Article Preview
TopIntroduction
Given an option, every individual wants their opinions to be heard and accepted. To accommodate this need, social networking platforms such as Facebook, Twitter, and Telegram, etc. mark their space in the online market. Every platform offers individuals the opportunity to post as much content as they wish. In order to make the post unique, there are high chances that the information shared by the individual will be biased with their opinions than the underlying facts. The need to classify the facts from opinions is therefore essential. The opinions and facts when channelized have got the potential to generate their sentiments. Hence, it is the responsibility of the platform provider to differentiate between facts and opinions to ensure that panic does not prevail in the community (Chatterjee, Deng, Liu, Shan, & Jiao, 2018).
In the past years, the number of people who are active on Twitter has been consistently spiking. Despite having many competitors, Twitter is a widely used marketing tool. In India, even the government agencies have started using the Twitter account as they can get connected to a greater number of people in a short period. Credit to the technological advancements, whatever happens at any place on the globe, it gets cascaded to every other part of the globe. With this, there is a plethora of content that is being generated. On an average, every second, around 6000 tweets are emerging, which corresponds to over 3,50,000 tweets per minute, 500 million tweets per day and around 200 billion tweets per year (Hasan, Orgun, & Schwitter, 2019). Interesting insights can be obtained through this data. At the same time, it is desirable to eliminate data points that have opinions. It is crucial that before gaining insights from the tweets, it is beneficial to differentiate the tweets based on their authenticity by considering the person who is tweeting (Deng, Sinha, & Zhao, 2017; Wiebe & Riloff, 2005; Wright, 2009). Dealing with such a humongous volume of data needs much effort. With the advancements of big data technologies and also with the enhanced computational power, dealing with such a variety of data, growing at a rapid pace is convenient. If there is less authenticity in a particular tweet, it may comprise of personal belief or the sentiment of the person.
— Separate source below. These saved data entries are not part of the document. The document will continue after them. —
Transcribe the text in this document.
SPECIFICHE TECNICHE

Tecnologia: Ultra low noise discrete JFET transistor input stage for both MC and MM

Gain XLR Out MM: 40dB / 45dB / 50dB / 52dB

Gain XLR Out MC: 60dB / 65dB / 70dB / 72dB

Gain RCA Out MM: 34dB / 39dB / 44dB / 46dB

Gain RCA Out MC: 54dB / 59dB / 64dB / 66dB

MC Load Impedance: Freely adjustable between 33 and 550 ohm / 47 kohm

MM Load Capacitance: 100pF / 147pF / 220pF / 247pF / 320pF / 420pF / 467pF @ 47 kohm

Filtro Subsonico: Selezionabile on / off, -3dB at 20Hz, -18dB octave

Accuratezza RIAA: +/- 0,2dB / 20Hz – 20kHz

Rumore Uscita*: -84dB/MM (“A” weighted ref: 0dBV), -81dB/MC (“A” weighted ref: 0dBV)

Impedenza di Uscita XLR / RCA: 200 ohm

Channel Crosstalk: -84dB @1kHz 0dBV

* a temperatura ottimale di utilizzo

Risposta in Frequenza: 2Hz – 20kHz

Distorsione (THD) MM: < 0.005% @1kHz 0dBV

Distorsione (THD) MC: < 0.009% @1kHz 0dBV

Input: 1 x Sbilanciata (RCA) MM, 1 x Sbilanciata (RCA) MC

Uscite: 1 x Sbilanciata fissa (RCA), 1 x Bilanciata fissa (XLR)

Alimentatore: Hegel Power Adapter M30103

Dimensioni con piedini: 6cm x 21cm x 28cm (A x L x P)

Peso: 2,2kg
Understanding both the opinions of the individuals and the facts around the subject has got its business opportunities. In order to tap this potential, the initial step would be to differentiate between the opinions and the facts. The semantics of the tweets should be analyzed before understanding the sentiment of the tweets. After obtaining the sentiment of the tweets, categorize them into their respective classe (opinion or fact). In this research work, the tweets that were related to the airstrike carried out by India in retaliation to the attack on the Indian CRPF soldiers at Pulwama have been considered. This data is analyzed because the situation was panic-driven as the whole of television broadcasting was emphasizing upon this subject.
Moreover, there was an election fever that was picking up in India around the same time. Also, a solution of this sort can be applied to various other instances dealing with varied subject areas. Interestingly, the approach can be extended to other platforms (such as WhatsApp, Instagram) as well.
To address this particular problem statement, the study demonstrates a new algorithm that classifies the authentic tweets from the opinions shared through tweets. In this process, a set of features are manually generated, which enables differentiating the tweets effectively and efficiently. This serves the purpose of supervising the activity that we are performing. These manually engineered features will then be combined with the Bag of Words (BOW) model generated as part of the Natural Language Processing (NLP). After combining the features explicitly, we then use the Long Short Term Memory (LSTM) network, which is an extension of the RNN model (Goodfellow, Bengio, & Courville, 2016). We benchmark the performance of the LSTM network using a labelled dataset (test dataset) and compare its results with other popular and relevant models (Evermann, Rehse, & Fettke, 2017; Ghiassi, Zimbra, & Lee, 2017; Tumasjan, Sprenger, Sandner, & Welpe, 2010; Wang, Wang, Li, Abrahams, & Fan, 2014; Wiebe & Riloff, 2005).